The reports by Barbot et al. (2015) and Bohnert et al. (2015) give mechanistic insights into cristae formation and show that Mic10 plays a central role in forming the inner-membrane curvature at the cristae junctions. Importantly, the two groups base their conclusions on complementary experimental approaches: biochemical in vitro reconstitution assays (Barbot et al., 2015) and molecular characterization of an impressive number of yeast mutants (Bohnert et al., 2015). The fact that the MICOS complex is highly conserved during evolution with five out of the six yeast core subunits having mammalian homologs emphasizes its importance in mitochondrial physiology. Using independent methods, both studies also resolve the previously controversial topology of Mic10 (Alkhaja et al., 2012; Harner et al., 2011; von der Malsburg et al., 2011) and show that this protein has two transmembrane segments that span the inner mitochondrial membrane in a hairpin-like structure so that the short N- and C-terminal ends are located in the intermembrane space. In addition, analysis of characteristic glycine motifs (GxGxGxG) (Alkhaja et al., 2012; Harner et al., 2011) that are found in both of the predicted transmembrane segments of Mic10 show that these residues are important for homo-oligomerization, which in turn facilitates inner-membrane bending and cristae junction formation (Figure 1C). These findings are well in line with previous observations that glycine motifs in transmembrane segments of proteins promote protein-protein interactions and oligomerization in lipid bilayers (Harner et al., 2011). Notably, the glycine rich GxGxGxG motif is also found in the transmembrane segment of subunit c of complex V (F1Fo-ATPase), which homo-oligomerizes to create the Fo ring structure (Figure 1C). Moreover, the GxGxGxG stretch consists of two entwined GxxxG motifs, and such glycine motifs are found in transmembrane domains of the yeast Atp20 and Atp21 subunits that are critical for F1Fo-ATPase dimerization (Alkhaja et al., 2012; Harner et al., 2011). Based on these observations, it is reasonable to assume that interplay between Mic10 oligomerization and F1Fo-ATPase dimerization is necessary to drive cristae formation. It will be exciting to see how the interplay between these multisubunit membrane machineries is coordinated.

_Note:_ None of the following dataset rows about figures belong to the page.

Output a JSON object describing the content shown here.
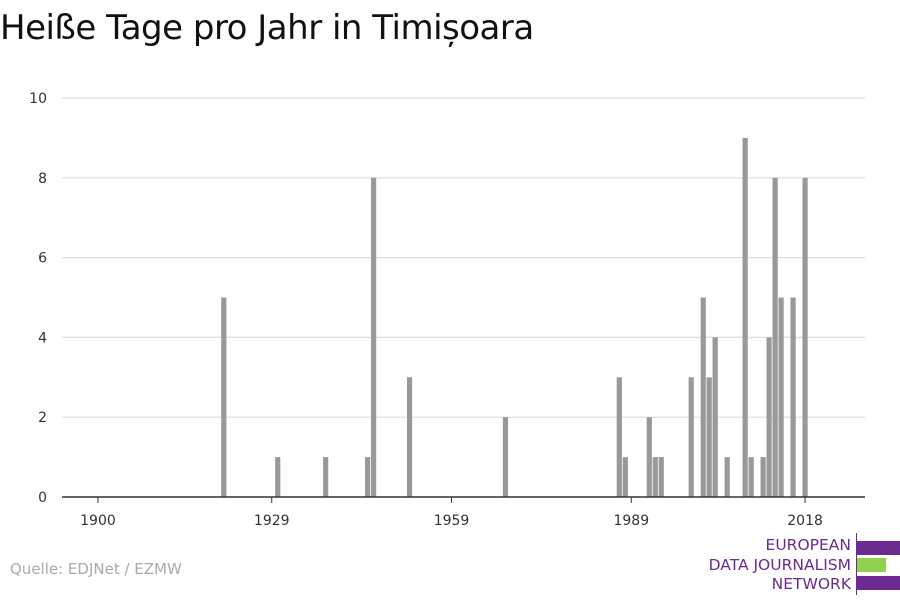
{
  "title": "Heiße Tage pro Jahr in Timișoara",
  "source": "Quelle: EDJNet / EZMW",
  "logo": {
    "lines": [
      "EUROPEAN",
      "DATA JOURNALISM",
      "NETWORK"
    ],
    "colors": {
      "purple": "#6b2a8f",
      "green": "#8fd14f"
    }
  },
  "chart_data": {
    "type": "bar",
    "xlabel": "",
    "ylabel": "",
    "xlim": [
      1894,
      2028
    ],
    "ylim": [
      0,
      10
    ],
    "x_ticks": [
      1900,
      1929,
      1959,
      1989,
      2018
    ],
    "y_ticks": [
      0,
      2,
      4,
      6,
      8,
      10
    ],
    "grid": true,
    "bar_color": "#999999",
    "series": [
      {
        "x": [
          1921,
          1930,
          1938,
          1945,
          1946,
          1952,
          1968,
          1987,
          1988,
          1992,
          1993,
          1994,
          1999,
          2001,
          2002,
          2003,
          2005,
          2008,
          2009,
          2011,
          2012,
          2013,
          2014,
          2016,
          2018
        ],
        "values": [
          5,
          1,
          1,
          1,
          8,
          3,
          2,
          3,
          1,
          2,
          1,
          1,
          3,
          5,
          3,
          4,
          1,
          9,
          1,
          1,
          4,
          8,
          5,
          5,
          8
        ]
      }
    ]
  }
}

Also, other factors, such as different proteolytically processed isoforms of the dynamin-related GTPase Mgm1/Opa1, scaffolding proteins like prohibitins and mitochondrial lipids, have been proposed to play important roles in shaping the inner mitochondrial membrane. However, the involvement of these factors in cristae organization may be indirect, and it is possible that the main effect they have is explained by an altered ratio of proteins to lipids in the inner membrane, which indirectly may lead to an altered inner-membrane organization.

The recent insights into the molecular mechanisms for cristae formation are certainly a major advance in our understanding of mitochondrial ultrastructure. It will be an important goal for the future to understand how the inner-membrane organization impacts oxidative phosphorylation and how cristae can be remodeled to promote apoptosis.